On-page optimisation
As a result of search engine’s machine learning algorithms, the importance of individual keywords continues to decline in relation to international SEO performance. However, page relevance (as defined by clusters of keywords which are related to users’ search intent) remains a crucial SEO success factor.
Search engines still need on-page data to understand what your website is about quickly. On-page optimisation – or the selected application of keywords to website pages – is a consistent and core SEO activity, fuelled by keyword research and a systematic approach to implementation across your website.
With high-quality keyword research in hand, we initially align this data with website pages that are already live on your site, creating guidance documents which provide exact and optimised syntax for your on-page metadata, e.g. page titles, H1 tags and so on. Subject to the scope of your site, your commercial goals and the breadth/depth of products and services offered, this can be a complex deliverable as we aim to optimise as many valuable pages as possible for best SEO results.
Oban’s research and analysis allow us to create scalable optimisation syntax based on data. For example, a page title would be structured as {gender}{colour}{material} or PRODUCT [mens][black][cotton]SHIRT.
On a practical note, we prioritise content/metadata syntax implementation to address the best opportunities first per market.
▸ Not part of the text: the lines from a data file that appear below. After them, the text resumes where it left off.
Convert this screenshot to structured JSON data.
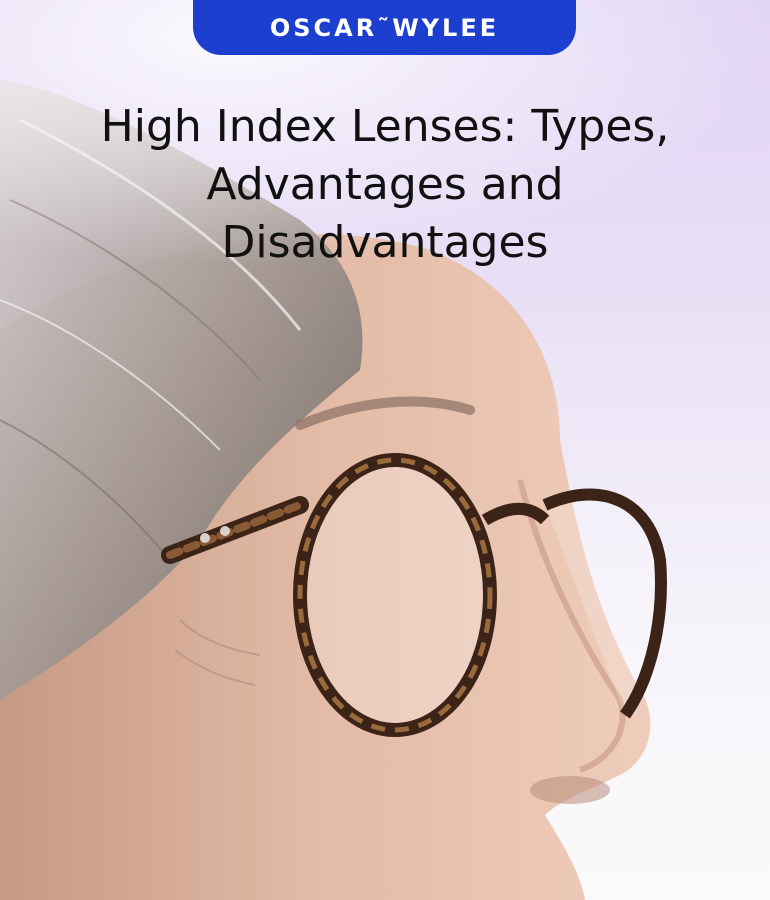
{
  "brand": {
    "name": "OSCAR˜WYLEE",
    "badge_color": "#1d3fd0"
  },
  "headline": {
    "text": "High Index Lenses: Types, Advantages and Disadvantages"
  },
  "photo": {
    "subject": "woman-wearing-tortoiseshell-glasses"
  },
  "colors": {
    "background_top": "#e2d6f5",
    "background_bottom": "#fafafa",
    "text": "#111111"
  }
}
For example, if searches for women’s dresses have twice the volume of men’s shirts in the French market, the women’s dress category should be priority number 1.
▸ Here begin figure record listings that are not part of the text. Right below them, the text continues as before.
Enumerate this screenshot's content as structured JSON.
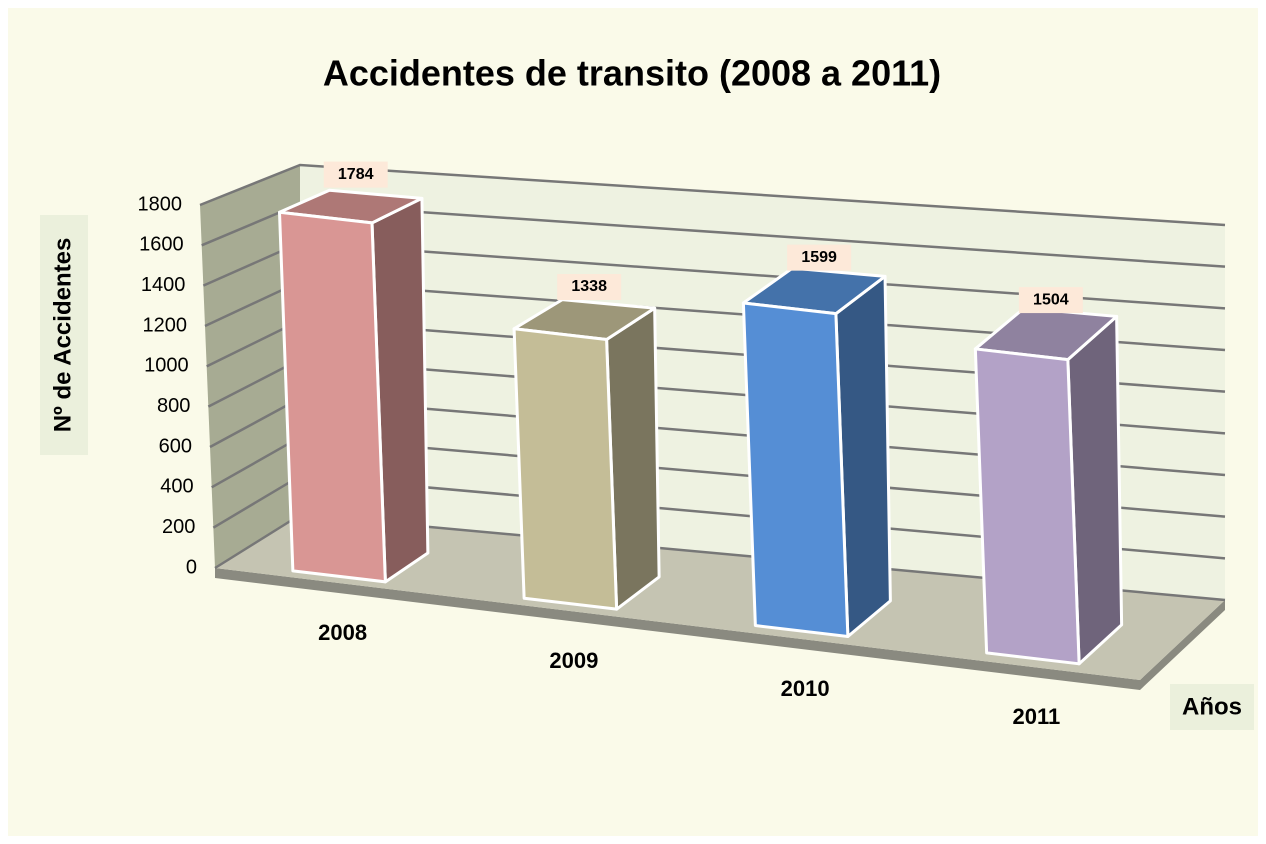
{
  "chart_data": {
    "type": "bar3d",
    "title": "Accidentes de transito (2008 a 2011)",
    "x_label": "Años",
    "y_label": "Nº de Accidentes",
    "categories": [
      "2008",
      "2009",
      "2010",
      "2011"
    ],
    "values": [
      1784,
      1338,
      1599,
      1504
    ],
    "colors": [
      "#d99694",
      "#c4bd97",
      "#558ed5",
      "#b3a2c7"
    ],
    "ylim": [
      0,
      1800
    ],
    "yticks": [
      0,
      200,
      400,
      600,
      800,
      1000,
      1200,
      1400,
      1600,
      1800
    ],
    "grid": true
  }
}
Keyword research may also indicate that new pages should be created to satisfy evident search ‘demand’ for products or services, for example in relation to clothing sizes or colours. So, we also provide suggestions and detailed optimisation recommendations for new content where useful.
Cultural and local understanding is key to successful on-page optimisation – your pages must be optimised for the search queries that customers in your regions and markets actually use. Fully culturalised keyword research creates good building blocks, but on-page, the text requires further attention from our LIME (Local In-Market Experts) network as we look beyond individual keywords to optimise for both clusters of related keywords and for short phrases that are visible on local search engine results pages (SERPs).